Abbas faces setbacks in bid to regain control of Gaza
LONDON - Palestinian President Mahmoud Abbas is facing several setbacks as he tries to regain control of the Gaza Strip, which has been under the authority of the Islamist movement Hamas since 2007.
The latest mediation efforts by Egypt to broker a reconciliation deal between Hamas and Fatah, the party Abbas leads, failed but Cairo has not given up urging the Palestinian leader to accept a compromise. Abbas said he would not accept any agreement that did not include the disarmament of Hamas, a condition that has been rejected by the militant group.
The Egyptians are working to ensure a long-term ceasefire between Israel and Hamas, an agreement rejected by Abbas because it bypasses his authority. Nevertheless, Egyptian intelligence chief Abbas Kamel will reportedly be going to Israel for talks on the deal. Kamel is expected to meet with Abbas to attempt to convince the Palestinian leader not to seek to spoil any Hamas-Israel deal.
To pressure Hamas, Abbas has imposed economic measures against Gaza, including cutting salaries of thousands of former government employees as well as fuel subsidies to pay for electricity. The measures have worsened the dire humanitarian situation in Gaza, which is subject to an Israeli-Egyptian blockade.
Abbas maintains that any bid to ease the humanitarian suffering in Gaza must be agreed via his authority. He accused the United States of seeking to divide the occupied territories to impose its peace plan for the Palestinian-Israeli conflict.
“The US is trying to use the humanitarian situation in Gaza as a tool to implement its plan,” Mohammed Ishtayeh, a top Palestinian official, told the Associated Press (AP). “We say that Gaza is an integral part of the Palestinian lands and solving the problems of Gaza should be in the context of a broad political framework.”
Two unidentified senior Palestinian officials told the AP that Abbas is working to ensure that an Israel-Hamas ceasefire would not materialise. Abbas is keen, the officials added, on stopping large infrastructure projects from being carried out in Gaza.
Although Israel maintains a blockade on Gaza, Israeli Prime Minister Binyamin Netanyahu accused Abbas of “choking” Gaza to fuel Palestinian anger against Israel.
“Abu Mazen (Abbas) is strangling them economically and they lash out at Israel,” Netanyahu said at a news conference in Jerusalem.
Scores of Palestinian protesters have been killed by Israeli fire near the Gaza border. Israel has accused Hamas of encouraging Palestinians to breach the Israeli border.
Abbas was infuriated when Qatar, under a UN-brokered deal, delivered fuel to Gaza via Israel. The Palestinian Authority said making deals with Hamas amounts to a recognition of the group’s control over Gaza.

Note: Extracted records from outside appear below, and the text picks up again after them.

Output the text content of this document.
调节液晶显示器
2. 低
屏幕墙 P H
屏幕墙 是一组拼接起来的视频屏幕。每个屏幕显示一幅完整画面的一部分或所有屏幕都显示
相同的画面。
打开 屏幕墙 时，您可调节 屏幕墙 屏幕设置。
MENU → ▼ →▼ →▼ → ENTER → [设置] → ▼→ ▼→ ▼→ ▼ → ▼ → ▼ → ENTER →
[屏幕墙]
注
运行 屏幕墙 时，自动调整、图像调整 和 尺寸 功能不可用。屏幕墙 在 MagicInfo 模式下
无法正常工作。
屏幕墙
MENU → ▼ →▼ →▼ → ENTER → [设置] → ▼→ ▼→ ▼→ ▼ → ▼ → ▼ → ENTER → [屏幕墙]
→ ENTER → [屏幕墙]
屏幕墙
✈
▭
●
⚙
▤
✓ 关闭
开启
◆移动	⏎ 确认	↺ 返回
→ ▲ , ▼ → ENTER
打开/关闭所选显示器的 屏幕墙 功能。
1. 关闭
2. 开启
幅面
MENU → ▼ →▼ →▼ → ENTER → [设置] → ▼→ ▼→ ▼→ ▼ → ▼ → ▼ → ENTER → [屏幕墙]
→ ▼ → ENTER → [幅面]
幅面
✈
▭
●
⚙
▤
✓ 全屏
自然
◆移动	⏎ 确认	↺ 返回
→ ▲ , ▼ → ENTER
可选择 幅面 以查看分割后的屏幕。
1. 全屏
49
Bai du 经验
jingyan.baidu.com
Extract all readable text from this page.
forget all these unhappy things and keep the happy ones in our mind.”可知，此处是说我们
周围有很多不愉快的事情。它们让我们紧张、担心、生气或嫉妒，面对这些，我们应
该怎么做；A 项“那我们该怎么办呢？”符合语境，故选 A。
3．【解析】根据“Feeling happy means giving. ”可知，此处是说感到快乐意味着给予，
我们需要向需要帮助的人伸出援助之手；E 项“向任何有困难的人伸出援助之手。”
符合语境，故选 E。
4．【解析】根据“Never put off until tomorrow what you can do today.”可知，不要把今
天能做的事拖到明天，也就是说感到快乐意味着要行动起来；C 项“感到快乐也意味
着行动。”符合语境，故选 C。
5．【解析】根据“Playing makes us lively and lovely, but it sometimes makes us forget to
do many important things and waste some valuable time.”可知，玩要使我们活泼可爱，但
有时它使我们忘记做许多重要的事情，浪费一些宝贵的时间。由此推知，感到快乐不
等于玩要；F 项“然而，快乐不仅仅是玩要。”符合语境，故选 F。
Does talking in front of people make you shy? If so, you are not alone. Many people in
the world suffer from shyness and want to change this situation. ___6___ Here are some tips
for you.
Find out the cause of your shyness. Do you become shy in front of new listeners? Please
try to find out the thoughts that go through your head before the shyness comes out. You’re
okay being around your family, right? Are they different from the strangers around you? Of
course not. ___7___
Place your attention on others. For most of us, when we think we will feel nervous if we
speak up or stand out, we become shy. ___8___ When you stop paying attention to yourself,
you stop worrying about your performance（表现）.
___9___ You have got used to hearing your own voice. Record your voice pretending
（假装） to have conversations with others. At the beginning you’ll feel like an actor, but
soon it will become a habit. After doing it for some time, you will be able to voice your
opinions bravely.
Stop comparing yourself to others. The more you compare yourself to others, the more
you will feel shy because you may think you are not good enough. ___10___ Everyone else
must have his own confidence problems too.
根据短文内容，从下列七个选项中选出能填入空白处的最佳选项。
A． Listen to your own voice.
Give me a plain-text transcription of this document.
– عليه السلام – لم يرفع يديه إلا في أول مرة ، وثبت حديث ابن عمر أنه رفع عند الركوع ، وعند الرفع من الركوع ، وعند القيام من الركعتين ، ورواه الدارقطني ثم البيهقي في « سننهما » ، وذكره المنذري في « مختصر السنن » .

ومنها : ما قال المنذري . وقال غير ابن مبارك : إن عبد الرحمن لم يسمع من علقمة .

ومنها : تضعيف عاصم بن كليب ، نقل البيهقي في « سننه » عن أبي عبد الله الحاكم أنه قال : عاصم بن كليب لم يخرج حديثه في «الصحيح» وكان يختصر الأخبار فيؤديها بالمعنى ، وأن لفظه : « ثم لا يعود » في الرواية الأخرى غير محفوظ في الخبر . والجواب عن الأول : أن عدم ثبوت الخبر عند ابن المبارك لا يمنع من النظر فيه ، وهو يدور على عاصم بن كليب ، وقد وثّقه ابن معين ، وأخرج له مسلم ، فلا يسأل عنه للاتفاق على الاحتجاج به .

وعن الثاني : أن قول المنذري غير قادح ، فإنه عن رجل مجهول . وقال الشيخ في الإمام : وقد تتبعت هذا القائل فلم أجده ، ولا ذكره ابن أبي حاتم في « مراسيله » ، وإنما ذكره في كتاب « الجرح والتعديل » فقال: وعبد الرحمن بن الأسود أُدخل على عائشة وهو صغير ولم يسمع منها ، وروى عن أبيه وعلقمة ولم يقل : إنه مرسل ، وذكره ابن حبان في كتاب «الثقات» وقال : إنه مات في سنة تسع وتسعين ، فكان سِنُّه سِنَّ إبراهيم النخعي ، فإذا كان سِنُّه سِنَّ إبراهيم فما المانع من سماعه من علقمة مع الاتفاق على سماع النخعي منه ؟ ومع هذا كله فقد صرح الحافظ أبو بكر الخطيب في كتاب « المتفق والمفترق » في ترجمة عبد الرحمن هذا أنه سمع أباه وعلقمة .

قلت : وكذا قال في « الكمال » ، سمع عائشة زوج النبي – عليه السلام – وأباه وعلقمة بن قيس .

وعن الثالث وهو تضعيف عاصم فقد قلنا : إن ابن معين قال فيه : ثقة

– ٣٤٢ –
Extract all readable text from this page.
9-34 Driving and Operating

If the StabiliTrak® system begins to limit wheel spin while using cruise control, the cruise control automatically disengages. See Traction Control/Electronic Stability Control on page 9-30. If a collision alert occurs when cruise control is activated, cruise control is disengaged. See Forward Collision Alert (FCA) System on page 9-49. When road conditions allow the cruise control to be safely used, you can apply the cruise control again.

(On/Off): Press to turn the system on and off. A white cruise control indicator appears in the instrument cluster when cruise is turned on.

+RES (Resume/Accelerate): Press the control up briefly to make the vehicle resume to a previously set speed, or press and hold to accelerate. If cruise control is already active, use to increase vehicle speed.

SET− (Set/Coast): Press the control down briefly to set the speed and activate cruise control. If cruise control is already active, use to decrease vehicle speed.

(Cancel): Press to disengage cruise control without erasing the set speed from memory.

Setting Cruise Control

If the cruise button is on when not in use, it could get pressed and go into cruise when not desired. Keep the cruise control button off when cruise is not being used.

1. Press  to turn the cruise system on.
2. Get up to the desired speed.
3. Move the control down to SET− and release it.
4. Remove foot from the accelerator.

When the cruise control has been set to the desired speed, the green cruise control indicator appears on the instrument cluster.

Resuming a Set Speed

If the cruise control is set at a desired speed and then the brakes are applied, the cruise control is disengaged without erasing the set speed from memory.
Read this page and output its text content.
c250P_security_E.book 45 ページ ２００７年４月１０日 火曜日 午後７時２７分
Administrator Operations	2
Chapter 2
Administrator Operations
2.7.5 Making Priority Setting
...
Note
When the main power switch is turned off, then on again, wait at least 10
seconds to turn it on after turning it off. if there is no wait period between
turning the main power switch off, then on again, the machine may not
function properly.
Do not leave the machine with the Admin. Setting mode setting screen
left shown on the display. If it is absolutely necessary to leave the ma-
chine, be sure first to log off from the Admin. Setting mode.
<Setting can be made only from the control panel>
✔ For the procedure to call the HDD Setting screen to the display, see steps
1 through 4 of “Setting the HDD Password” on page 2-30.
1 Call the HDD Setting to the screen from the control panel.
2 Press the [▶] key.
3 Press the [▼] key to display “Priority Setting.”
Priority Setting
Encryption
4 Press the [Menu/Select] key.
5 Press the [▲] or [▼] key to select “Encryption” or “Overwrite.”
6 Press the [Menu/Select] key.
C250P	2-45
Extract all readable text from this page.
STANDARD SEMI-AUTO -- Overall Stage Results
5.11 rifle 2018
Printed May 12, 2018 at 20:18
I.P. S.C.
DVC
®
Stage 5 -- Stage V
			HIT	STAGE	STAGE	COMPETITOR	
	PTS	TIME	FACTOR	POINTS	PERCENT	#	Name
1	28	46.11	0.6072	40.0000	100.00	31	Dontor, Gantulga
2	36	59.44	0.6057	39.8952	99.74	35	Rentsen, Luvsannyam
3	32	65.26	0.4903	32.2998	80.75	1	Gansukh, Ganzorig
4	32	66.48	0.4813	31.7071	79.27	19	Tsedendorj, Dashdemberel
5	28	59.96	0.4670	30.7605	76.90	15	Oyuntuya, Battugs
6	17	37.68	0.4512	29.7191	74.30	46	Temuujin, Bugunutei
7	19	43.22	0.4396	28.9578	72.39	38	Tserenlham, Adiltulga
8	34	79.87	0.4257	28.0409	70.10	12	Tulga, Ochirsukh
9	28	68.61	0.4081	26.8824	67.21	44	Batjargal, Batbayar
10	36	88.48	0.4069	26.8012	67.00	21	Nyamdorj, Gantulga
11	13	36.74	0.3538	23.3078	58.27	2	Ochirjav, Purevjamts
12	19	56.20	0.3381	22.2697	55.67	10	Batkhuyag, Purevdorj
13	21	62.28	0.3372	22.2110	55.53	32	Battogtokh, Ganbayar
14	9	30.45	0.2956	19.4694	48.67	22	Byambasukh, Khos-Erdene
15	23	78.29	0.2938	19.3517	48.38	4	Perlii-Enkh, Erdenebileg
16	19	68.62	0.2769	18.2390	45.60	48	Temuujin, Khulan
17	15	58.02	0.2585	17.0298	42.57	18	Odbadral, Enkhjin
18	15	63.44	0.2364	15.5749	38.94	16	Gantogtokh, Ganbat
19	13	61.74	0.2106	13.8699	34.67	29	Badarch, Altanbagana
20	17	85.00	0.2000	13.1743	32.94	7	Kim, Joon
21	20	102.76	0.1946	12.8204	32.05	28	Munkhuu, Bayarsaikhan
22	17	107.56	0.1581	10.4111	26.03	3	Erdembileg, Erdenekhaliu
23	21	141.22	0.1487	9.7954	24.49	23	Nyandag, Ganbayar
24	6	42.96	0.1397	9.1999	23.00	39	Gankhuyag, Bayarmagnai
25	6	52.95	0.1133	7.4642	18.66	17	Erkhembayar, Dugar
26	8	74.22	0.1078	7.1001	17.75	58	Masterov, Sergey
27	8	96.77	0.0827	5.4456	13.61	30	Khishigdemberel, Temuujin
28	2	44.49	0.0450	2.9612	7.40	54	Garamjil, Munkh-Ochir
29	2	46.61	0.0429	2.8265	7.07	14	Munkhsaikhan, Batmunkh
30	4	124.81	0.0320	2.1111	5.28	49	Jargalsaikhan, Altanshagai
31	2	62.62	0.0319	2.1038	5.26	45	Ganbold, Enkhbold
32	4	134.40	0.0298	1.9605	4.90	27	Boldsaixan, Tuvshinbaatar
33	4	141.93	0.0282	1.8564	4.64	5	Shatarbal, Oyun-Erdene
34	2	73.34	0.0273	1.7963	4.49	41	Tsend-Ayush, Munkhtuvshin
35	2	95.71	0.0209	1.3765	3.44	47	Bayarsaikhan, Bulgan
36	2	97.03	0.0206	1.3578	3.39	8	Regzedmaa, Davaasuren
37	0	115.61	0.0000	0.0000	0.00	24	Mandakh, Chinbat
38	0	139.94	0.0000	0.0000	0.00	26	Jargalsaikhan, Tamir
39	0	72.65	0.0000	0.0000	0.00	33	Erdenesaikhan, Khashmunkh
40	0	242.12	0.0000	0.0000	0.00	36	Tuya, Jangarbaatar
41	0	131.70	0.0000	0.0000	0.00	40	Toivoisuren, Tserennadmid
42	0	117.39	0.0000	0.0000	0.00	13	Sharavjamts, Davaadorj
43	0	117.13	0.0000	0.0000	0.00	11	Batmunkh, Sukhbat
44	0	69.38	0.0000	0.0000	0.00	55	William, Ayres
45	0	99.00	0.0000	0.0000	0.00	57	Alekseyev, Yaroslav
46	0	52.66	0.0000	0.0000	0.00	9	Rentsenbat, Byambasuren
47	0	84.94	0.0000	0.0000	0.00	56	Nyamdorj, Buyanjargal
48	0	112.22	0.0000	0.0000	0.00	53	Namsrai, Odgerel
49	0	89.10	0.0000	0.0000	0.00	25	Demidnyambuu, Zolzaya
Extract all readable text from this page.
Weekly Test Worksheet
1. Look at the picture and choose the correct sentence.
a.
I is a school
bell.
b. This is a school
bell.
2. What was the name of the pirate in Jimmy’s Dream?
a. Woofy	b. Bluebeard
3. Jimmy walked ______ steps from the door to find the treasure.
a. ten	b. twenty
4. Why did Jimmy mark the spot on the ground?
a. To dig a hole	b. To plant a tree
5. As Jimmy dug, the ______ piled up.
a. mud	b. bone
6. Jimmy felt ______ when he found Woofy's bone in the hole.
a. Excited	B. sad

“Any international financial aid to the Gaza Strip should be through, or with the coordination of, the Palestinian government,” said a spokesman for Palestinian Prime Minister Rami Hamdallah. This is “to preserve Palestinian unity” and to stop any plans to separate Gaza from the West Bank, the spokesman added.
Senior Fatah official Azzam al-Ahmad said there would be retaliatory measures if the fuel deliveries continued to Gaza. However, Hamas, Israel, the United States and the United Nations have all welcomed the move.
“The Qatari fuel to the Gaza Strip’s power plant today is aimed at partially improving electricity (supply) in Gaza,” Hamas spokesman Hazem Qassem told Agence France-Presse.
Qatar “was trying to help” prevent a Gaza flare-up, Israeli Energy Minister Yuval Steinitz told Reuters.
On Twitter, US Middle East Envoy Jason Greenblatt said: “The US appreciates the efforts of the UN, Egypt, Qatar and Israel to alleviate the humanitarian situation in Gaza and efforts to achieve the goal of an enduring ceasefire.”
UN spokesman Stephane Dujarric said: “The secretary-general expresses his deep appreciation to the government of Qatar for its $60 million contribution, which made this delivery possible and will allow its continuation for the coming months.”
Qatar, which supports Hamas, said its aid was “at the request of donor states in the United Nations to prevent an escalation of the existing humanitarian disaster.” A day later, Qatar pledged a separate aid package of $150 million for Gaza, via the UN Development Programme.
The Qatari aid via Israel and the Egyptian mediation efforts are seen as weakening Abbas’s hands against Hamas.
“Abbas believes that if he keeps the Gaza closure tight, it will make Hamas accept his reconciliation plan, which would give the Abbas government full control or the people in Gaza will launch a revolution against Hamas,” Palestinian political analyst Hani al-Masri, told Reuters.
“This is making it easy for others to bypass the Palestinian Authority… They are trying to give them (Gazans) a sedative, sometimes through Egypt and this time through Israel.”